6. The method of claim 1, comprising storing the reference value in a write-protected memory region of the data processing device and the processor comparing the check value with the reference value.

7. The method of claim 1, comprising a checking unit, which computes the check value, comparing the check value with the reference value.

8. The method of claim 1, comprising outputting a signal and/or performing a security measure if the check value does not match the reference value.

9. The method of claim 1, wherein a respective reference value is received for each of multiple program code portions each containing multiple program instructions of a program, a check value is computed when the program code portion is loaded into the instruction buffer memory or by way of read access to the instruction buffer memory after the program code portion has been loaded into the instruction buffer memory, and wherein, for each of the multiple program code portions, at least part of the program code portion is executed by the processor if the check value computed for the program code portion matches the reference value received for the program code portion.

10. A data processing device comprising:

a processor;

one or more memories that are configured to store multiple program instructions and data to be processed by a processor of the data processing device;

an instruction buffer memory for buffer-storing the program instructions to be executed by the processor;

a data buffer memory for buffer-storing the data to be processed;

a communication interface to an external data processing device, which communication interface is configured to receive a reference value for a check of the multiple program instructions from the external data processing device and to store said reference value in the one or more memories; and

checking circuitry configured to compute a check value from the program instructions for the check when the program instructions are loaded from the one or more memories into an instruction buffer memory of the data processing device or by way of read access to the instruction buffer memory after the program instructions have been loaded into the instruction buffer memory from the one or more memories;

wherein the processor is configured to execute at least some of the program instructions if the check value matches the received reference value.

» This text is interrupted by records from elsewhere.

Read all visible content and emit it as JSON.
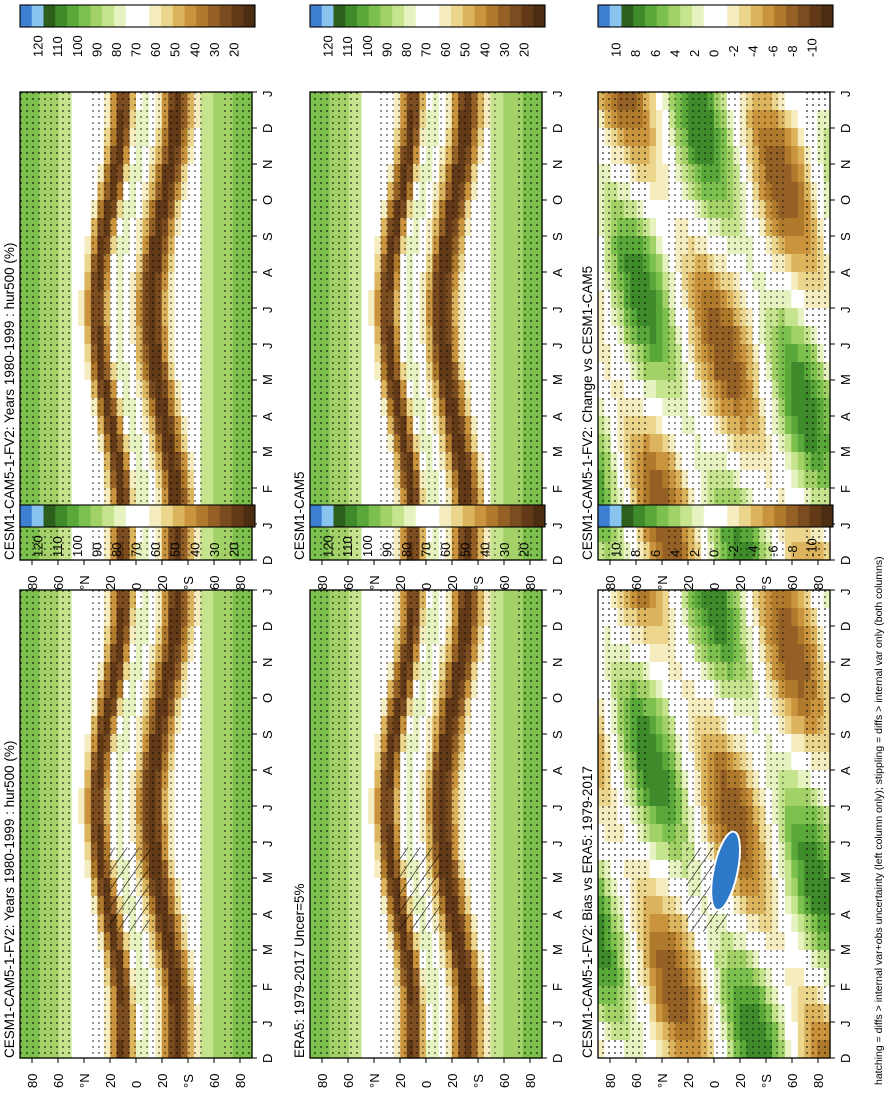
{
  "figure": {
    "footnote": "hatching = diffs > internal var+obs uncertainty (left column only); stippling = diffs > internal var only (both columns)",
    "orientation": "rotated 90 degrees clockwise"
  },
  "colorbars": {
    "absolute": {
      "labels": [
        "120",
        "110",
        "100",
        "90",
        "80",
        "70",
        "60",
        "50",
        "40",
        "30",
        "20"
      ],
      "colors": [
        "#3d7fd0",
        "#88c4ee",
        "#2c5f1c",
        "#3f8a2a",
        "#5aa83a",
        "#7cc04e",
        "#a2d168",
        "#c6e38e",
        "#e6f2c0",
        "#ffffff",
        "#ffffff",
        "#f5ecc0",
        "#ecd58c",
        "#ddb45e",
        "#c9943d",
        "#b07a2d",
        "#946026",
        "#7a4c1f",
        "#623a18",
        "#4d2d12"
      ]
    },
    "difference": {
      "labels": [
        "10",
        "8",
        "6",
        "4",
        "2",
        "0",
        "-2",
        "-4",
        "-6",
        "-8",
        "-10"
      ],
      "colors": [
        "#3d7fd0",
        "#88c4ee",
        "#2c5f1c",
        "#3f8a2a",
        "#5aa83a",
        "#7cc04e",
        "#a2d168",
        "#c6e38e",
        "#e6f2c0",
        "#ffffff",
        "#ffffff",
        "#f5ecc0",
        "#ecd58c",
        "#ddb45e",
        "#c9943d",
        "#b07a2d",
        "#946026",
        "#7a4c1f",
        "#623a18",
        "#4d2d12"
      ]
    }
  },
  "chart_data": [
    {
      "id": "p1",
      "type": "heatmap",
      "title": "CESM1-CAM5-1-FV2: Years 1980-1999 : hur500 (%)",
      "x_categories": [
        "J",
        "F",
        "M",
        "A",
        "M",
        "J",
        "J",
        "A",
        "S",
        "O",
        "N",
        "D",
        "J"
      ],
      "x_axis_label": "D",
      "y_ticks": [
        "80",
        "60",
        "°N",
        "20",
        "0",
        "20",
        "°S",
        "60",
        "80"
      ],
      "ylim": [
        -90,
        90
      ],
      "colorbar": "absolute",
      "hatching": true,
      "stippling": true
    },
    {
      "id": "p2",
      "type": "heatmap",
      "title": "CESM1-CAM5-1-FV2: Years 1980-1999 : hur500 (%)",
      "x_categories": [
        "J",
        "F",
        "M",
        "A",
        "M",
        "J",
        "J",
        "A",
        "S",
        "O",
        "N",
        "D",
        "J"
      ],
      "x_axis_label": "D",
      "y_ticks": [
        "80",
        "60",
        "°N",
        "20",
        "0",
        "20",
        "°S",
        "60",
        "80"
      ],
      "ylim": [
        -90,
        90
      ],
      "colorbar": "absolute",
      "hatching": false,
      "stippling": true
    },
    {
      "id": "p3",
      "type": "heatmap",
      "title": "ERA5: 1979-2017 Uncer=5%",
      "x_categories": [
        "J",
        "F",
        "M",
        "A",
        "M",
        "J",
        "J",
        "A",
        "S",
        "O",
        "N",
        "D",
        "J"
      ],
      "x_axis_label": "D",
      "y_ticks": [
        "80",
        "60",
        "°N",
        "20",
        "0",
        "20",
        "°S",
        "60",
        "80"
      ],
      "ylim": [
        -90,
        90
      ],
      "colorbar": "absolute",
      "hatching": true,
      "stippling": true
    },
    {
      "id": "p4",
      "type": "heatmap",
      "title": "CESM1-CAM5",
      "x_categories": [
        "J",
        "F",
        "M",
        "A",
        "M",
        "J",
        "J",
        "A",
        "S",
        "O",
        "N",
        "D",
        "J"
      ],
      "x_axis_label": "D",
      "y_ticks": [
        "80",
        "60",
        "°N",
        "20",
        "0",
        "20",
        "°S",
        "60",
        "80"
      ],
      "ylim": [
        -90,
        90
      ],
      "colorbar": "absolute",
      "hatching": false,
      "stippling": true
    },
    {
      "id": "p5",
      "type": "heatmap",
      "title": "CESM1-CAM5-1-FV2: Bias vs ERA5: 1979-2017",
      "x_categories": [
        "J",
        "F",
        "M",
        "A",
        "M",
        "J",
        "J",
        "A",
        "S",
        "O",
        "N",
        "D",
        "J"
      ],
      "x_axis_label": "D",
      "y_ticks": [
        "80",
        "60",
        "°N",
        "20",
        "0",
        "20",
        "°S",
        "60",
        "80"
      ],
      "ylim": [
        -90,
        90
      ],
      "colorbar": "difference",
      "hatching": true,
      "stippling": true
    },
    {
      "id": "p6",
      "type": "heatmap",
      "title": "CESM1-CAM5-1-FV2: Change vs CESM1-CAM5",
      "x_categories": [
        "J",
        "F",
        "M",
        "A",
        "M",
        "J",
        "J",
        "A",
        "S",
        "O",
        "N",
        "D",
        "J"
      ],
      "x_axis_label": "D",
      "y_ticks": [
        "80",
        "60",
        "°N",
        "20",
        "0",
        "20",
        "°S",
        "60",
        "80"
      ],
      "ylim": [
        -90,
        90
      ],
      "colorbar": "difference",
      "hatching": false,
      "stippling": true
    }
  ]
}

11. The data processing device of claim 10, wherein the instruction buffer memory has access for the processor that is faster in comparison with the one or more memories.

12. The data processing device of claim 10, wherein the checking unit is configured to compare the check value with the reference value and to output a signal to another component of the data processing device if the check value does not match the reference value.

13. The data processing device of claim 10, wherein the instruction buffer memory is a cache memory or a tightly coupled RAM.